Checking disk space only after something fails
(no monitoring; df -h run for the first time during an outage)
Checking disk space on a regular schedule before it becomes a problem
$ df -h /
(checked on a daily schedule, trend tracked over time)
When an AI tool diagnoses a server failure, three things are worth checking. First, does it check CPU, memory, disk, and network usage as four separate, independently exhaustible resources rather than assuming only one generic kind of resource problem exists. Second, does it account for a resource shortage causing unrelated-looking symptoms, such as a full disk breaking logging.

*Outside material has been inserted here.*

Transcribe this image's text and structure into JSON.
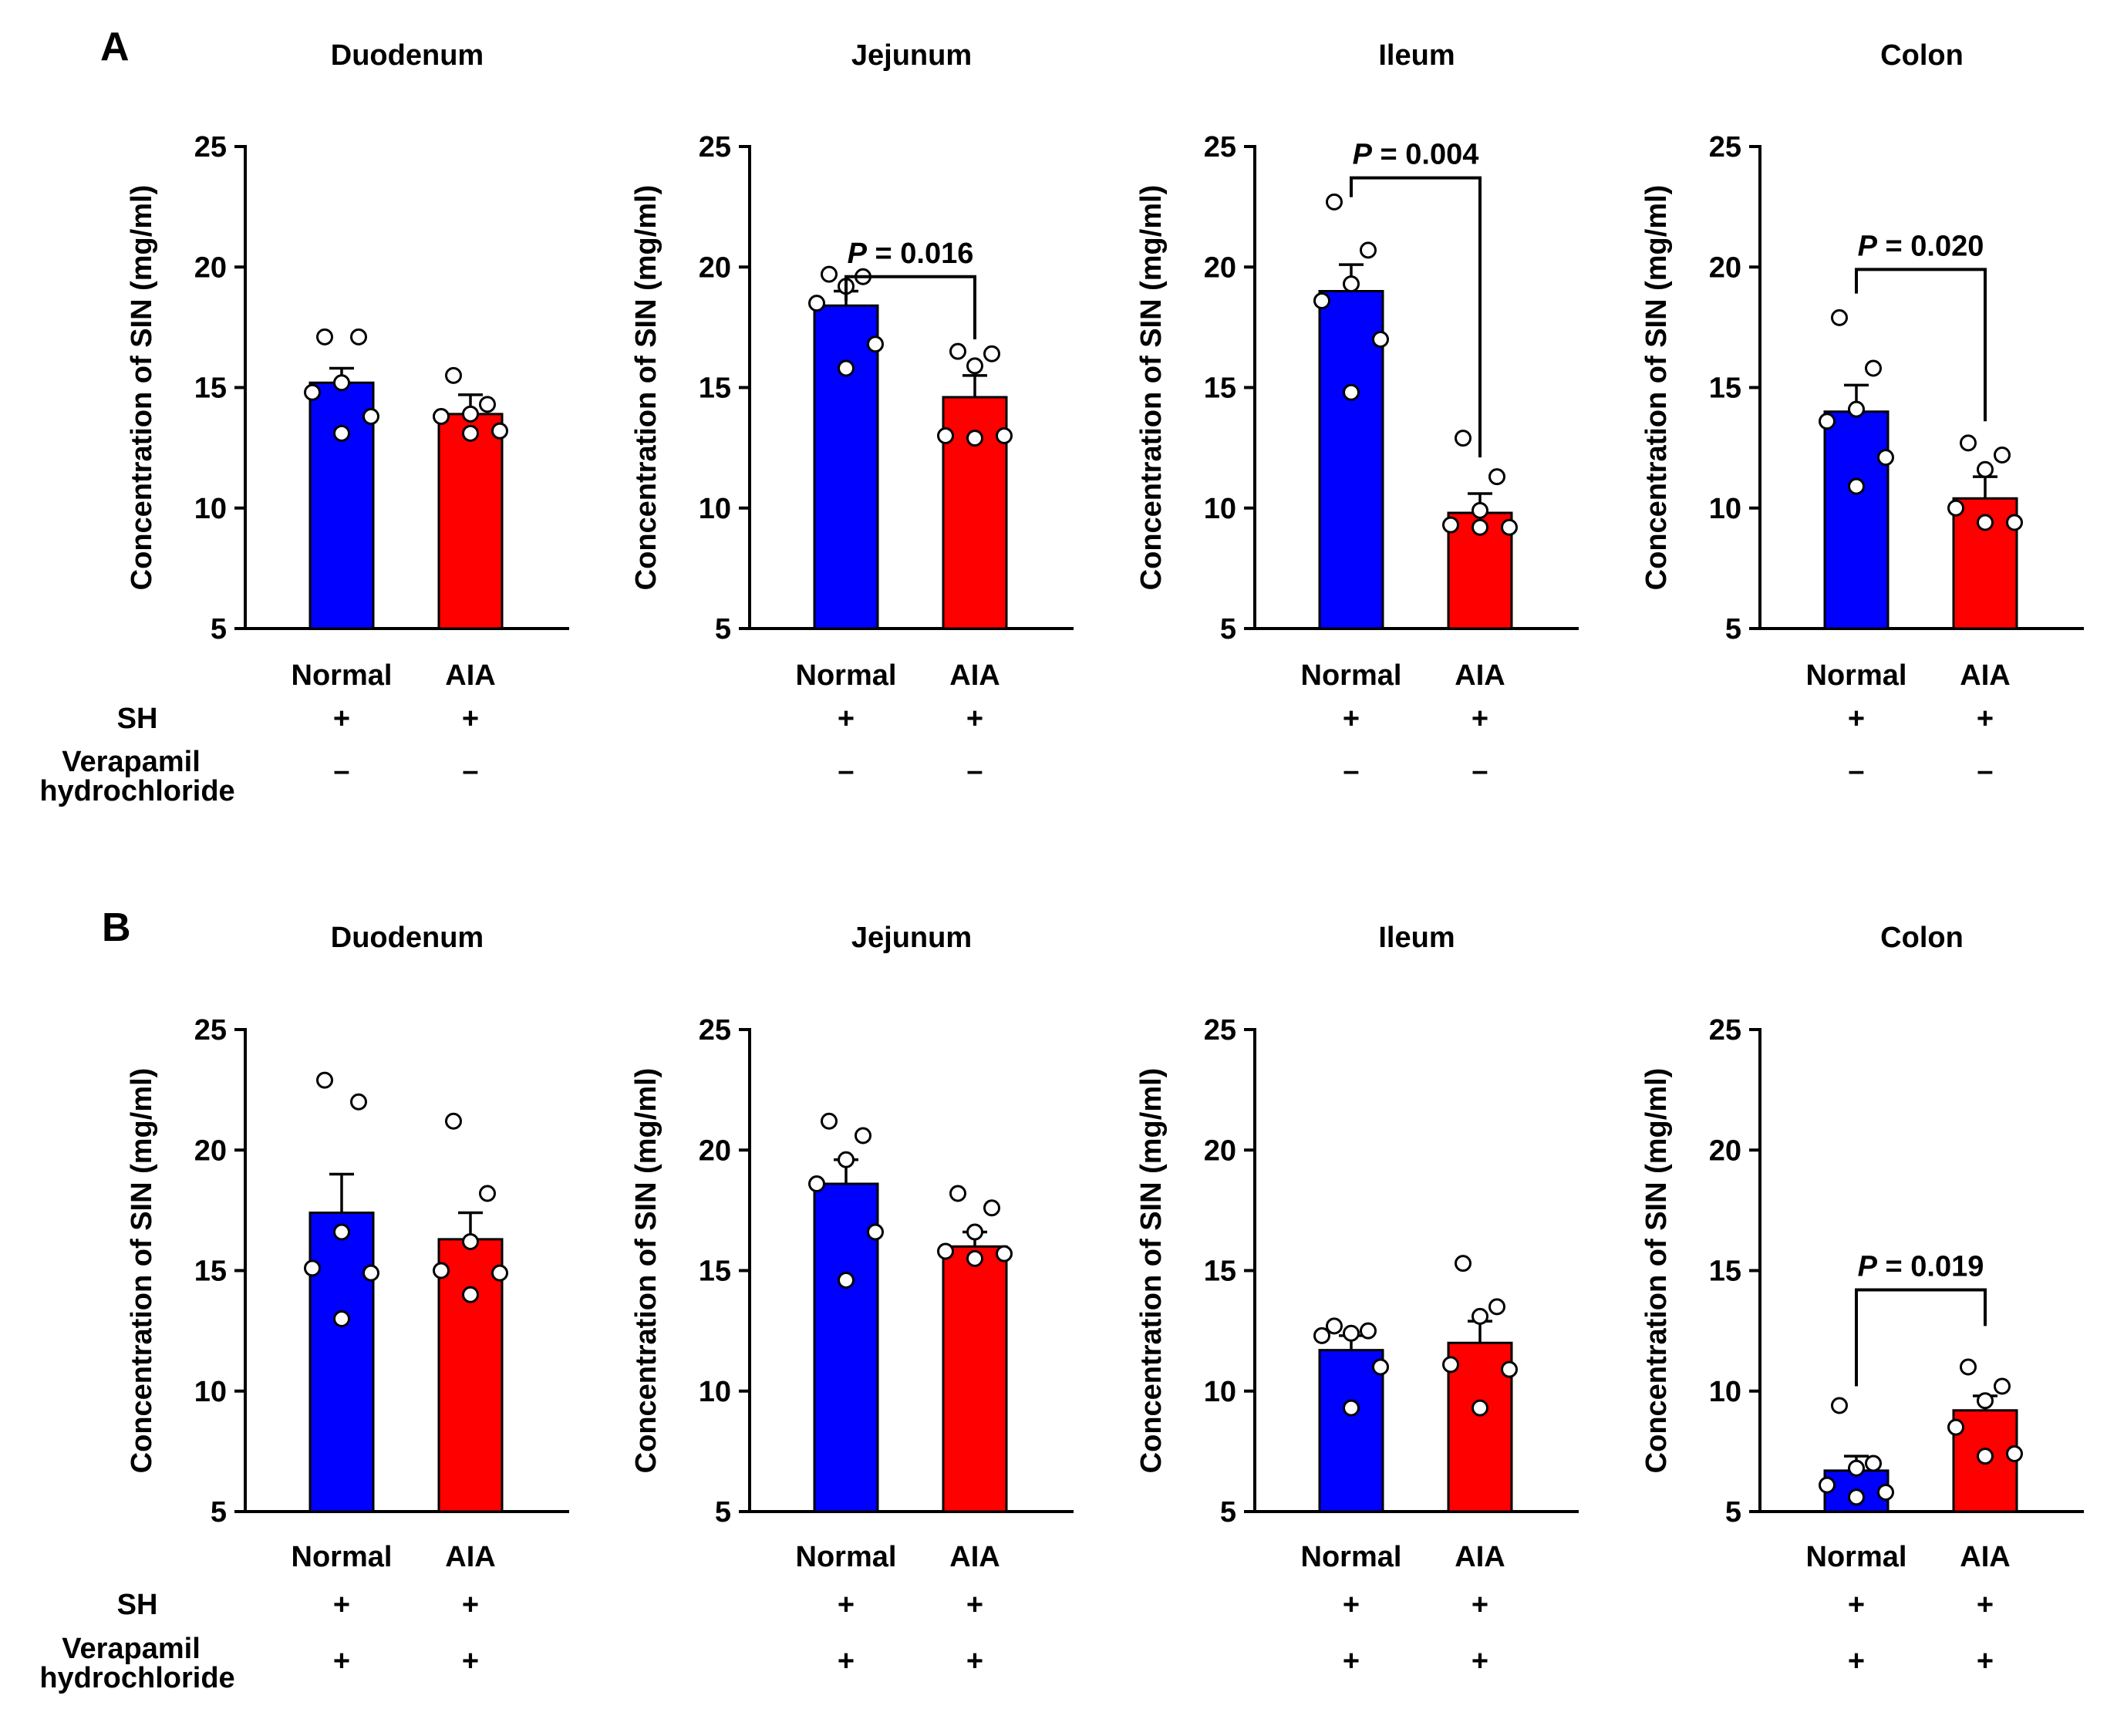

Third, does it consider that a timing-dependent failure pattern, old work succeeding while new work fails, points specifically toward a resource exhaustion problem.
Run df -h on a real system you have access to, and identify how much headroom remains on its main filesystem.
Run free -h on the same system, and explain what would likely happen if available memory reached zero while a new request arrived.
Describe, in your own words, why a server's CPU being maxed out tends to produce slow responses rather than outright failures, unlike memory or disk exhaustion.
Explain why a problem caused by a full disk might be mistaken for a completely unrelated software bug if disk usage is never checked.
Design a simple plan for checking these four resources on a regular schedule, rather than only reactively after something breaks.
Assuming a server failure must be caused by a software bug without first checking whether a physical resource, CPU, memory, disk, or network, was actually exhausted.
Failing to recognize that a full disk can cause failures that look completely unrelated to storage, such as broken logging or failed process starts.
Assuming the program that gets shut down during a memory shortage is necessarily the one that caused the shortage.
Checking a server's resources only after a failure has already happened, rather than tracking their trend over time.
Treating CPU, memory, disk, and network exhaustion as producing the same kind of symptom, rather than recognizing each one tends to fail in its own characteristic way.
You can now name the four physical resources every server depends on, and recognize the different, characteristic ways each one tends to fail when exhausted. You can also explain why a resource shortage can produce a failure that depends on timing, old work succeeding while new work fails, and why monitoring these resources over time catches a problem before it becomes a visible outage.